Capt. David Walton, San Diego’s commander, noted how the LPDs, with their flight deck, extensive well deck and large medical department, are well suited to conduct the joint recovery mission. This time, Walton noted, URT-11 took on an exciting note as San Diego hosted the astronauts.
The at-sea training also wowed the astronauts. Wiseman recounted getting hoisted off the ship, dangling from a hovering helicopter at night. “This is crazy. This is off of movies, and we’re living it every day,” he said at the briefing.
The upcoming Artemis missions are focused on the Moon, but the greater goal is to pave the way for Mars exploration, Wiseman said. “It’s humans on Mars. It’s humans working on and around the Moon. When we put our minds together to go out and do something – as a planet, all cooperating – that is our goal. To go out and to explore our solar system like humans do. What’s around the next corner? We want to know. We are excited to be the first crew in over 50 years to go out to the moon and back, 50,000 miles out and 250,000 miles back.”
“When we land, it’ll be an LPD from the U.S. Navy with survival swimmers coming down the hoist, maybe in the night,” he said.
The Artemis II mission will be notable for another reason. The four-astronaut crew will be the first to leave low-Earth orbit and fly around the Moon with a female astronaut, a Black astronaut and a Canadian astronaut.
“It doesn’t matter if you’re a first if there’s no seconds, thirds and fourths,” Glover, a veteran fighter and test pilot, said during the briefing. “So that’s really what I think about is making sure we do the best at our job so that the American people and our international partners continue to have faith in their public space agencies so we can keep going and exploring further.” Glover had piloted a 2020-2021 SpaceX mission to the International Space Station and, during 168 days in space, did four spacewalks.
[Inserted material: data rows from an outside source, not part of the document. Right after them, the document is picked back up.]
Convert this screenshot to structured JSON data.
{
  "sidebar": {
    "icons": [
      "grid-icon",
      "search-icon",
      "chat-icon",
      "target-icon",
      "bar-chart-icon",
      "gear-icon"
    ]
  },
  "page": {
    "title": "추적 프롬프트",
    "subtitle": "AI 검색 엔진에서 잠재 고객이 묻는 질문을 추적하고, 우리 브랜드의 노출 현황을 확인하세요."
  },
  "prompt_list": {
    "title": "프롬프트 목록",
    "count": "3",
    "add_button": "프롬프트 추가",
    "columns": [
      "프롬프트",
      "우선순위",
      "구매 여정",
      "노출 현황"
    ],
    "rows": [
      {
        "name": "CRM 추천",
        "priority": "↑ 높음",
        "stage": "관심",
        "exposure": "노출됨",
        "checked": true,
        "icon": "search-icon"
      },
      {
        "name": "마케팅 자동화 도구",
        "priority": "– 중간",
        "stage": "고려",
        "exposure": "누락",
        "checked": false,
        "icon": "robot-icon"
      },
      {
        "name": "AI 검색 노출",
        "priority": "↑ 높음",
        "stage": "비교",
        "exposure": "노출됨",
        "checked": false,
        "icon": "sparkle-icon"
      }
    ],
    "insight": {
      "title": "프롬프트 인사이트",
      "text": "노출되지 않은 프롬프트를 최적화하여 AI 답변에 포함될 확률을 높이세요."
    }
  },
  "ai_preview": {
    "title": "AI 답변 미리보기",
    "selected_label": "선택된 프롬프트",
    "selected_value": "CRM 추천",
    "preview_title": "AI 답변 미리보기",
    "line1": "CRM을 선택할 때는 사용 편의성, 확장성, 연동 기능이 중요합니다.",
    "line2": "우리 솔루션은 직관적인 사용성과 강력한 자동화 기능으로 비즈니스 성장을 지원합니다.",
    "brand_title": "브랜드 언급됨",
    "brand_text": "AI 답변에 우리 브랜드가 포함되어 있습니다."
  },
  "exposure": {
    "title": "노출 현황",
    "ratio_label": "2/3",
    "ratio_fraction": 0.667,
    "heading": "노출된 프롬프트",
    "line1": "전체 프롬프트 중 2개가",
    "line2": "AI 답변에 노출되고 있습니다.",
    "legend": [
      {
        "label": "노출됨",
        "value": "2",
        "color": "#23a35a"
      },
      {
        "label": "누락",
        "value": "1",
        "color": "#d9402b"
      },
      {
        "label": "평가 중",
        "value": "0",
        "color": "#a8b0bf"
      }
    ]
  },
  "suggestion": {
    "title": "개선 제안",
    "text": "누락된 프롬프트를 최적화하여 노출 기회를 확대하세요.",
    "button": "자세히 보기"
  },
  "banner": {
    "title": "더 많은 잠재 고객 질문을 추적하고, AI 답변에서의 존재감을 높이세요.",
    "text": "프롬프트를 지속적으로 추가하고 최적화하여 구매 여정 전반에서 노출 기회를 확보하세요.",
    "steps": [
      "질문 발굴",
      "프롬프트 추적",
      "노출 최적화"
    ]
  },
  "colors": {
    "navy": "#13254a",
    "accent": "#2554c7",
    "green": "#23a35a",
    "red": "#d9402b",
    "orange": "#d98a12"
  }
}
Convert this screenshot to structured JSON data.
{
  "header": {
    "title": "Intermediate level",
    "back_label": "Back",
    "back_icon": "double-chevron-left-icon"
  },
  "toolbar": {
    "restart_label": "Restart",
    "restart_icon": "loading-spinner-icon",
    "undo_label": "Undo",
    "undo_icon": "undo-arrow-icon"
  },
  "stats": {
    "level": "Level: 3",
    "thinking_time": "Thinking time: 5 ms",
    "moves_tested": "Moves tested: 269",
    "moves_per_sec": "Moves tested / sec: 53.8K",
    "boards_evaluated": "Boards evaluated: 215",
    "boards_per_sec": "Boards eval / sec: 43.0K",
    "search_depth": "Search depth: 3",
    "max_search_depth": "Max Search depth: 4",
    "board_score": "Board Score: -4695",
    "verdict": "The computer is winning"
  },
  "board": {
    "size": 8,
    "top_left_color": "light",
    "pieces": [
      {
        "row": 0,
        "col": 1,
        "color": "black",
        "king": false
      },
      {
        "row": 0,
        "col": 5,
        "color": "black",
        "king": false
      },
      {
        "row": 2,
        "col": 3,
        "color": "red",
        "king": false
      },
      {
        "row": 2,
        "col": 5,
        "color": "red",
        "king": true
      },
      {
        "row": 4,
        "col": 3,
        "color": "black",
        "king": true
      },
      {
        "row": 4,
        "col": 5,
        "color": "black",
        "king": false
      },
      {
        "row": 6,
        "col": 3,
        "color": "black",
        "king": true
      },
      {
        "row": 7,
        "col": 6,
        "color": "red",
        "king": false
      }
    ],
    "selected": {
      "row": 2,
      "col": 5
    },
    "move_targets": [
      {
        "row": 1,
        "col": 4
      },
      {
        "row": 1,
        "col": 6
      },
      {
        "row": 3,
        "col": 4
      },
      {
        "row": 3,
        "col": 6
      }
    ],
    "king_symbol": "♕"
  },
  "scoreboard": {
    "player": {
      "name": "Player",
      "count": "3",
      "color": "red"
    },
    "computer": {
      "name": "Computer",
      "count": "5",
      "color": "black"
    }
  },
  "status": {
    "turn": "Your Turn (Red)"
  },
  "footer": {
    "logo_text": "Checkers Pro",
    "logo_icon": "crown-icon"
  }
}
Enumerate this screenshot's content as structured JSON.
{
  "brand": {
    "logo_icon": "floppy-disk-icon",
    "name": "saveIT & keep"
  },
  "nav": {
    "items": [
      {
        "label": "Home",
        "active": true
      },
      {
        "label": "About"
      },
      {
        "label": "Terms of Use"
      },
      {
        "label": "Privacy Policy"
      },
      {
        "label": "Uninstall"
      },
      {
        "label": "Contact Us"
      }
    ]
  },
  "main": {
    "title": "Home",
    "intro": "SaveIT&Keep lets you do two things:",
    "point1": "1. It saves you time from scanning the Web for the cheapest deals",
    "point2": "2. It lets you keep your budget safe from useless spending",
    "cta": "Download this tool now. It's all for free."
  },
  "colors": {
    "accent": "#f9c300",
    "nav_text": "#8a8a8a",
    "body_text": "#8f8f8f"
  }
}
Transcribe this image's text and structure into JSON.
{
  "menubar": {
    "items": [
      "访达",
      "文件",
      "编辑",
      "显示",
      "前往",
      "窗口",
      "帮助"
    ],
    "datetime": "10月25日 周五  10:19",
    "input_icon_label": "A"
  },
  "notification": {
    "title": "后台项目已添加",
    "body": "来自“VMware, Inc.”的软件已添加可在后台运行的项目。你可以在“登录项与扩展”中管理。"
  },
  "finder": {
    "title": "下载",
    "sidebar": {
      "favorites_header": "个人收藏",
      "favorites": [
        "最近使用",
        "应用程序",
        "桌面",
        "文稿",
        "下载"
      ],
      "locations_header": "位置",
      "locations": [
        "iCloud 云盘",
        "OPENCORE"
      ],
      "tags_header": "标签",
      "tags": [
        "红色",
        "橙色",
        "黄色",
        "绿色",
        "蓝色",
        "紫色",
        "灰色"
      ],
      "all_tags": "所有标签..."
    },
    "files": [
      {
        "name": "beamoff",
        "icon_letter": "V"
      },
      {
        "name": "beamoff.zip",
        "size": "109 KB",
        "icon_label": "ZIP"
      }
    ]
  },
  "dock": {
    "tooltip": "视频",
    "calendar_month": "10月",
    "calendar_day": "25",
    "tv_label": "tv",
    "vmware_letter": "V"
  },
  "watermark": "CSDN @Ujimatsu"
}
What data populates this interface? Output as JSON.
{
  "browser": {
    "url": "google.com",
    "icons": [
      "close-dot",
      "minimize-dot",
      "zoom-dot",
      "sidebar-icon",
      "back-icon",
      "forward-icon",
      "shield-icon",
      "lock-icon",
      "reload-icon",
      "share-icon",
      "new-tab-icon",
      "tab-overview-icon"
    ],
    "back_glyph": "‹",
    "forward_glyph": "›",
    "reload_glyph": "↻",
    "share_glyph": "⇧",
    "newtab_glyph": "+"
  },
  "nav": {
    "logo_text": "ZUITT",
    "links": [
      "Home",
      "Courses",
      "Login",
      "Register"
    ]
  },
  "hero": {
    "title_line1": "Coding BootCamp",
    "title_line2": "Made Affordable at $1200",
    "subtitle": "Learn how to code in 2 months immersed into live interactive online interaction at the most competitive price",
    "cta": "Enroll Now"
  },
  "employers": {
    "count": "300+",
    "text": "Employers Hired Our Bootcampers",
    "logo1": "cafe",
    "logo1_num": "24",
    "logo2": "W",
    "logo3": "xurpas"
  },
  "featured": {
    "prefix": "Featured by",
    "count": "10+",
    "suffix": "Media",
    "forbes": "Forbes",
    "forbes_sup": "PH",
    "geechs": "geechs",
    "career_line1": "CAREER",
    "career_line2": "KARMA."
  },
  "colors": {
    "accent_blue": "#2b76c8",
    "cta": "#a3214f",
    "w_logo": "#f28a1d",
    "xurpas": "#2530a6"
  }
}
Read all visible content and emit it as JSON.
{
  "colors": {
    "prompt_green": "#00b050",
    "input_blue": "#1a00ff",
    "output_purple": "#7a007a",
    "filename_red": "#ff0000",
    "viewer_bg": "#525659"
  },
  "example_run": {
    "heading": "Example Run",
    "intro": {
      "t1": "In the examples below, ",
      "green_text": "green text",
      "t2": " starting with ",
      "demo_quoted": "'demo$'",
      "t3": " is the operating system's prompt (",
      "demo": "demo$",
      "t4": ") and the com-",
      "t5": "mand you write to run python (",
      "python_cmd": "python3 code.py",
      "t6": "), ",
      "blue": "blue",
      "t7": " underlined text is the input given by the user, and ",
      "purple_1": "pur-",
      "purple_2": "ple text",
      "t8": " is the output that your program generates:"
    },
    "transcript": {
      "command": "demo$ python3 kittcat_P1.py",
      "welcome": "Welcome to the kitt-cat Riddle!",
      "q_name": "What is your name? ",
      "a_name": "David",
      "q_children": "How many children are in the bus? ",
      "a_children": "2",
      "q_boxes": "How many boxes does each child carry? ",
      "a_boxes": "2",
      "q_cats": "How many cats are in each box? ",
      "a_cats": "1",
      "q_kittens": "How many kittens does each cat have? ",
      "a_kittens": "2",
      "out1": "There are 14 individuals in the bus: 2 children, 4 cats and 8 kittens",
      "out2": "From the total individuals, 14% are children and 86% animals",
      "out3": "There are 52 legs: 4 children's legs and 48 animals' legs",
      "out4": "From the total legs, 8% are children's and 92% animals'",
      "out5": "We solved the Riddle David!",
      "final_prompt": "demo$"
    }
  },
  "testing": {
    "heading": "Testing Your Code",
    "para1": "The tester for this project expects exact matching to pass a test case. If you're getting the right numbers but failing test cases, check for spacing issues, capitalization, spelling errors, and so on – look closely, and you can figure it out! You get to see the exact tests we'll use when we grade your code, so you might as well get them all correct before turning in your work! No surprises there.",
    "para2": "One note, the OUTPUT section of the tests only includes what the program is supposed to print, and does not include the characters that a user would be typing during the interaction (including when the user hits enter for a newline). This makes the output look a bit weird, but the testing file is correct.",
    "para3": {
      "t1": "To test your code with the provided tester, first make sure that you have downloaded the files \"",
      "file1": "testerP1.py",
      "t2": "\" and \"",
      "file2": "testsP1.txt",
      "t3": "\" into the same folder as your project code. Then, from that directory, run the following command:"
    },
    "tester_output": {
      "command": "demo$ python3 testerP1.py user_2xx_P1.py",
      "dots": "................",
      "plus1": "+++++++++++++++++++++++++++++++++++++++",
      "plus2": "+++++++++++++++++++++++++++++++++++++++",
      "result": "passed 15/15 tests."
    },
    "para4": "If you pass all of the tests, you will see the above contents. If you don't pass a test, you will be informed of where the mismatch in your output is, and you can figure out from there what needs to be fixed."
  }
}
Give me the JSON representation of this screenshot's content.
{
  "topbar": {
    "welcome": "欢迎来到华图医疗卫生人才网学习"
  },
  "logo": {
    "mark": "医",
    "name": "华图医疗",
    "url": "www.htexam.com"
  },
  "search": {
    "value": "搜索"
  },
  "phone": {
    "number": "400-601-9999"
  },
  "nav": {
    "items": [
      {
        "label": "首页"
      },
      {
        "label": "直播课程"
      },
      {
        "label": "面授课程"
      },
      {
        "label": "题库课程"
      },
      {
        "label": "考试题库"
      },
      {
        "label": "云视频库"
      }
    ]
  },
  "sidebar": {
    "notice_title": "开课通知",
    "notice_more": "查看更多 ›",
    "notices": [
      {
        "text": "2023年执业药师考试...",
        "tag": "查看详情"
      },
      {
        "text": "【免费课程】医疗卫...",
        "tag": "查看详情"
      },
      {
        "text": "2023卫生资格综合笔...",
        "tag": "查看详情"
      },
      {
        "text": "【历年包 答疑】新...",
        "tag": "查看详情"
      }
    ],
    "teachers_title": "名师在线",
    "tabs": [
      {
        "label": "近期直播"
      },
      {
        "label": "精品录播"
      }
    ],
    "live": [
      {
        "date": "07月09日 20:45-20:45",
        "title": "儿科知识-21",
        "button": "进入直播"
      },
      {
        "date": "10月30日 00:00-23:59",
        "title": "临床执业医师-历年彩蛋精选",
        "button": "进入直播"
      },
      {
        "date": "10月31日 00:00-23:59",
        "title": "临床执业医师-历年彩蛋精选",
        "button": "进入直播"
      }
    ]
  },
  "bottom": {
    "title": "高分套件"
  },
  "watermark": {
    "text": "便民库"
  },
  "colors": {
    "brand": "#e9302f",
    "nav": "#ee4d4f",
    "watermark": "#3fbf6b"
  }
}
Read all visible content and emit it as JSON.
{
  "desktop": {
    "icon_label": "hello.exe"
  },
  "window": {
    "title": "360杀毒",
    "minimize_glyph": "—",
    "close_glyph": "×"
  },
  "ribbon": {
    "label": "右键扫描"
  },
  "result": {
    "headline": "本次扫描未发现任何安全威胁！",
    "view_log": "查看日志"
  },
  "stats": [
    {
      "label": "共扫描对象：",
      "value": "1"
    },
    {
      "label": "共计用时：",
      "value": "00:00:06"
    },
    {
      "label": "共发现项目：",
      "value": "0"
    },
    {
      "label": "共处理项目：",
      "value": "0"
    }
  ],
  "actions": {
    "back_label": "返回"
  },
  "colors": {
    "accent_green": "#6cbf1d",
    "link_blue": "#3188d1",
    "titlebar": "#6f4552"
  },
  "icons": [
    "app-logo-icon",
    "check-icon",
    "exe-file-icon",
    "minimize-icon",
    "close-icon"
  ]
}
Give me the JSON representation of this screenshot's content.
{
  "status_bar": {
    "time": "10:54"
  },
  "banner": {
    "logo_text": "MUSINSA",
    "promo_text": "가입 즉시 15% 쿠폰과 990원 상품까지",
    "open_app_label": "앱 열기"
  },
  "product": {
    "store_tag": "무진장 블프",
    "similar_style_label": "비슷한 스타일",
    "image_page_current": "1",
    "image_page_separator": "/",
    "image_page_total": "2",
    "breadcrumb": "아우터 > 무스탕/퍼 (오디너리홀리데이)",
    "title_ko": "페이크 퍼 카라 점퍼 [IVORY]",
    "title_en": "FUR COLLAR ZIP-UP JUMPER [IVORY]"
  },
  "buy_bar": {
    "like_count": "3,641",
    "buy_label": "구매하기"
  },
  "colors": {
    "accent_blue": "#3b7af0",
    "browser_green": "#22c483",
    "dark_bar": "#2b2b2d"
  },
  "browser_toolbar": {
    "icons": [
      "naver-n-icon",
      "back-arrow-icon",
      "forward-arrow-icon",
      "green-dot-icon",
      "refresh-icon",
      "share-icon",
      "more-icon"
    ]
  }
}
“It’s important to bring anyone who has innovative ideas, anyone who has a desire to contribute, to this team,” added Koch, who’s tallied the longest time in space by any woman during a 2019-2020 mission to the space station. “That’s what makes us successful and that’s what is really worth celebrating.”
The latest underway training with the Navy crews helped work through problems such as broken parts and rougher seas than expected, Wiseman said. “You never understand the problems that nature can throw at you,” he said.
The next training drills, ULT-12, will be the mission certification run before the actual lunar mission, Villareal said. The joint NASA-Navy training includes Navy’s Expeditionary Strike Group 3, U.S. Space Command and other Department of Defense units.